If you are stressed then your emotions is taking the lead and controlling your life. Therefore, you must collect your thoughts to find the answer to your problems. Problems come in all sizes. Some of us have more problems than others do.

Reviews: how you handled the problems in your past

When you think life is getting you down, then look back over the years and review how you handled all the problems in your past. You will see that you overcome many obstacles and made decisions through the procedure.

If you see that, you made a bad decision in your past then use it to your advantage instead of using it against your self. Thinking positive brings forth rewards.

I always tell myself everyday that something good will come my way because I put forth the efforts to make it happen. Instead of allowing stress to interrupt, my life when good fails, instead I move forward and patiently wait for the good to come my way the next day.

This may continue, but I promise you with this in mind good will knock on your door as long as you put forth the effort. If you are sitting around waiting for things to happen you are wasting your life and inviting stress to take control. If you have, problems do something about it.

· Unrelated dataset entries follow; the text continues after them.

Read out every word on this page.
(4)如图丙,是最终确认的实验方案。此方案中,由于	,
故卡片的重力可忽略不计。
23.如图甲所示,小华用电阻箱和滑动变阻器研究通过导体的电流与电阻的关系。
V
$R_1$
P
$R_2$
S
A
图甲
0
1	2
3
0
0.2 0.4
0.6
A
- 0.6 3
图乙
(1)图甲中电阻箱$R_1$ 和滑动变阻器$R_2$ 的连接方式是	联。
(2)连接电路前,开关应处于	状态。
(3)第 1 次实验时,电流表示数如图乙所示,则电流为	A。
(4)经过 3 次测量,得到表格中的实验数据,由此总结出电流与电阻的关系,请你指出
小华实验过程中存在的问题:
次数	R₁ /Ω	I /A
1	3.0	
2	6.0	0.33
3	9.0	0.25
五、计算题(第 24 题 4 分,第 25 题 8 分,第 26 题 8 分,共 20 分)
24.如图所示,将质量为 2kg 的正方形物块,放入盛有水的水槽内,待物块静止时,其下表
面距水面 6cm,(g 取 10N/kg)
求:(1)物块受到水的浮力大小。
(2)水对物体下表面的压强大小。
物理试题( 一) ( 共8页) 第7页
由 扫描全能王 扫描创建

For example, you can review the options in your mind to see what could benefit you. If you are besieged with work then take some time off for your self to get it together and think about what you can do to abolish overloads.

Life is too stitch complicated as it is to sit around allowing stress to rule your mind and body. Remember stress causes confusion and confusion leads to disorder.

Green Tea Partay

Thursday, August 9th, 2007
The West Coast responds to P-Unit's blue blooded Tea Partay.